Apparently (Wikipedia), only about 70 examples of these gramophones have survived and over 25 years of buying and selling I have encountered only four! The main feature, on the most spectacular examples of an EMG, is the large horn, made from papier mache. The design and fabric of these horns together with very good quality sound-boxes gives really excellent quality of reproduction.
This gramophone was offered to me recently and was in very poor condition. It had been owned, from new, by an elderly lady who called it “Flossie” ! She carried it everywhere, even on train journeys and this took its toll. The horn had collapsed (This often happens to some extent) and the sound-box lacked a needle-bar. I have always hoped for an EMG that I could keep for myself, so decided to restore this as well as possible.
I managed to straighten the horn by using a steamer then allowing it to dry thoroughly before reinforcing the vulnerable section with and internal sleeve of fibre-glass. Not ideal for the purists, I’m sure, but it worked well.
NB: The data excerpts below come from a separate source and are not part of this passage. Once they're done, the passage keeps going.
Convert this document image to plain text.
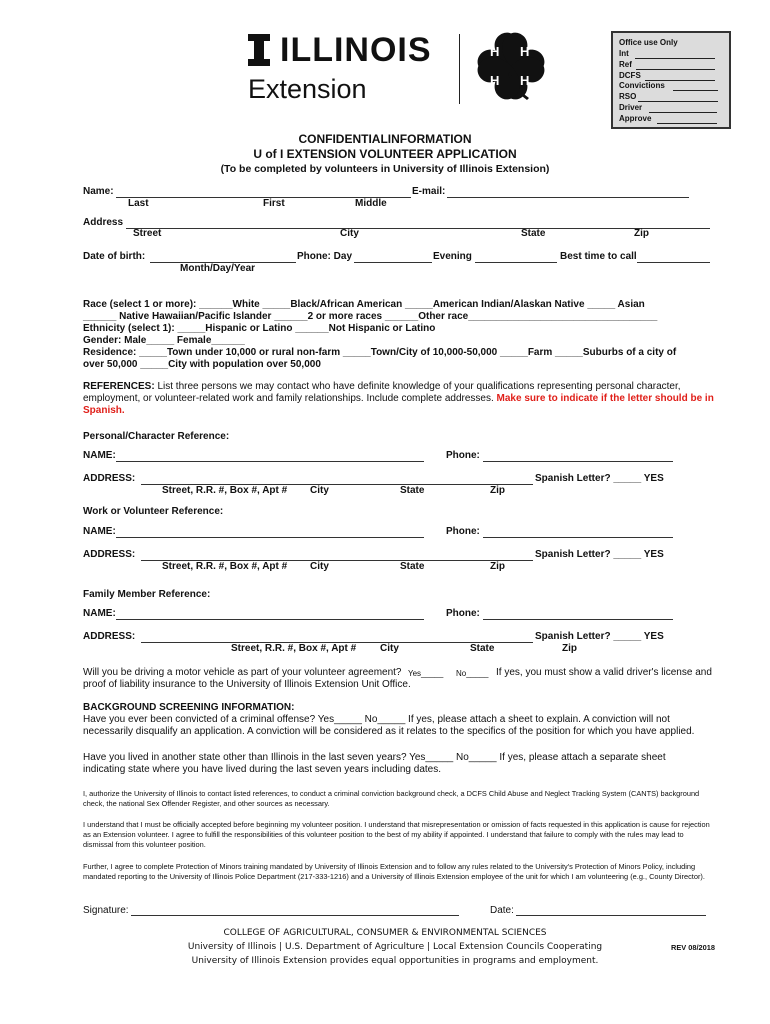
ILLINOIS
Extension
H H
H H
Office use Only
Int
Ref
DCFS
Convictions
RSO
Driver
Approve
CONFIDENTIALINFORMATION
U of I EXTENSION VOLUNTEER APPLICATION
(To be completed by volunteers in University of Illinois Extension)
Name:	E-mail:
Last	First	Middle
Address
Street	City	State	Zip
Date of birth:	Phone: Day	Evening	Best time to call
Month/Day/Year
Race (select 1 or more): ______White _____Black/African American _____American Indian/Alaskan Native _____ Asian
______ Native Hawaiian/Pacific Islander ______2 or more races ______Other race__________________________________
Ethnicity (select 1): _____Hispanic or Latino ______Not Hispanic or Latino
Gender: Male_____ Female______
Residence: _____Town under 10,000 or rural non-farm _____Town/City of 10,000-50,000 _____Farm _____Suburbs of a city of
over 50,000 _____City with population over 50,000
REFERENCES: List three persons we may contact who have definite knowledge of your qualifications representing personal character, employment, or volunteer-related work and family relationships. Include complete addresses. Make sure to indicate if the letter should be in Spanish.
Personal/Character Reference:
NAME:	Phone:
ADDRESS:	Spanish Letter? _____ YES
Street, R.R. #, Box #, Apt # City	State	Zip
Work or Volunteer Reference:
NAME:	Phone:
ADDRESS:	Spanish Letter? _____ YES
Street, R.R. #, Box #, Apt # City	State	Zip
Family Member Reference:
NAME:	Phone:
ADDRESS:	Spanish Letter? _____ YES
Street, R.R. #, Box #, Apt # City	State	Zip
Will you be driving a motor vehicle as part of your volunteer agreement? Yes_____ No_____ If yes, you must show a valid driver's license and
proof of liability insurance to the University of Illinois Extension Unit Office.
BACKGROUND SCREENING INFORMATION:
Have you ever been convicted of a criminal offense? Yes_____ No_____ If yes, please attach a sheet to explain. A conviction will not
necessarily disqualify an application. A conviction will be considered as it relates to the specifics of the position for which you have applied.
Have you lived in another state other than Illinois in the last seven years? Yes_____ No_____ If yes, please attach a separate sheet
indicating state where you have lived during the last seven years including dates.
I, authorize the University of Illinois to contact listed references, to conduct a criminal conviction background check, a DCFS Child Abuse and Neglect Tracking System (CANTS) background check, the national Sex Offender Register, and other sources as necessary.
I understand that I must be officially accepted before beginning my volunteer position. I understand that misrepresentation or omission of facts requested in this application is cause for rejection as an Extension volunteer. I agree to fulfill the responsibilities of this volunteer position to the best of my ability if appointed. I understand that failure to comply with the rules may lead to dismissal from this volunteer position.
Further, I agree to complete Protection of Minors training mandated by University of Illinois Extension and to follow any rules related to the University's Protection of Minors Policy, including mandated reporting to the University of Illinois Police Department (217-333-1216) and a University of Illinois Extension employee of the unit for which I am volunteering (e.g., County Director).
Signature:	Date:
COLLEGE OF AGRICULTURAL, CONSUMER & ENVIRONMENTAL SCIENCES
University of Illinois | U.S. Department of Agriculture | Local Extension Councils Cooperating
University of Illinois Extension provides equal opportunities in programs and employment.
REV 08/2018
The sound-box was an easier job as the construction of the “Meltrope” type two spring box is quite simple and I was able to made an effective needle-bar, remembering that the two suspension springs are cushioned with leather pads.
All in all I am pleased with the result and now am proud to have joined the relatively small elite who can claim to have a genuine(!) EMG gramophone. I have decided to keep the name as “Flossie”.